La Vallière tressaillit à ce nom.

— Pourquoi cette question ? demanda-t-elle.

— Oh ! mon Dieu ! vous blesserais-je encore ? fit de Guiche. En ce cas, je suis bien malheureux, bien à plaindre !

— Oui, bien malheureux, bien à plaindre, monsieur de Guiche, car vous paraissez horriblement souffrir.

— Oh ! Mademoiselle, que n’ai-je une sœur dévouée, une amie véritable !

— Vous avez des amis, monsieur de Guiche, et M. le vicomte de Bragelonne, dont vous parliez tout à l’heure, est, il me semble, un de ces bons amis.

— Oui, oui, en effet, c’est un de mes bons amis. Adieu, Mademoiselle, adieu ! recevez tous mes respects.

Et il s’enfuit comme un fou du côté de l’étang.

Son ombre noire glissait grandissante parmi les ifs lumineux et les larges moires resplendissantes de l’eau.

La Vallière le regarda quelque temps avec compassion.

— Oh ! oui, oui, dit-elle, il souffre et je commence à comprendre pourquoi.

Elle achevait à peine, lorsque ses compagnes, mesdemoiselles de Montalais et de Tonnay-Charente, accoururent.

Elles avaient fini leur service, dépouillé leurs habits de nymphes, et, joyeuses de cette belle nuit, du succès de la soirée, elles revenaient trouver leur compagne.

— Eh quoi, déjà ! lui dirent-elles. Nous croyions arriver les premières au rendez-vous.

— J’y suis depuis un quart d’heure, répondit La Vallière.

— Est-ce que la danse ne vous a point amusée ?

— Non.

— Et tout le spectacle.

— Non plus. En fait de spectacle, j’aime bien mieux celui de ces bois noirs au fond desquels brille çà et là une lumière qui passe comme un œil rouge, tantôt ouvert, tantôt fermé.
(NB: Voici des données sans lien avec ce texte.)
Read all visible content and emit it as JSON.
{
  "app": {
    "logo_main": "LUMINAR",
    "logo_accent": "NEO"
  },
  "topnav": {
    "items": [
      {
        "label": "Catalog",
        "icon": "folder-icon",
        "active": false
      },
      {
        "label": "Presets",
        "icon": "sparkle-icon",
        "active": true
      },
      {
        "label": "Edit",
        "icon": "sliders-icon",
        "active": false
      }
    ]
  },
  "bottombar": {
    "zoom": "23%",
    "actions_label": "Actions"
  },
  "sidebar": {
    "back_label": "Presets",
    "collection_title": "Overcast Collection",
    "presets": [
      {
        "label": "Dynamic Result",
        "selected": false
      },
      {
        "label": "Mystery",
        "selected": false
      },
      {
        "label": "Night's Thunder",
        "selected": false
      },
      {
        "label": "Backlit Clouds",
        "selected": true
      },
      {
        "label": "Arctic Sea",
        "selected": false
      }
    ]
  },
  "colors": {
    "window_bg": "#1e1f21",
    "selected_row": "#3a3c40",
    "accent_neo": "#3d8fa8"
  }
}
— Elle est poëte, cette La Vallière, dit Tonnay-Charente.

— C’est-à-dire insupportable, fit Montalais. Toutes les fois qu’il s’agit de rire un peu ou de s’amuser de quelque chose, La Vallière pleure ; toutes les fois qu’il s’agit de pleurer, pour nous autres femmes, chiffons perdus, amour-propre piqué, parure sans effet, La Vallière rit.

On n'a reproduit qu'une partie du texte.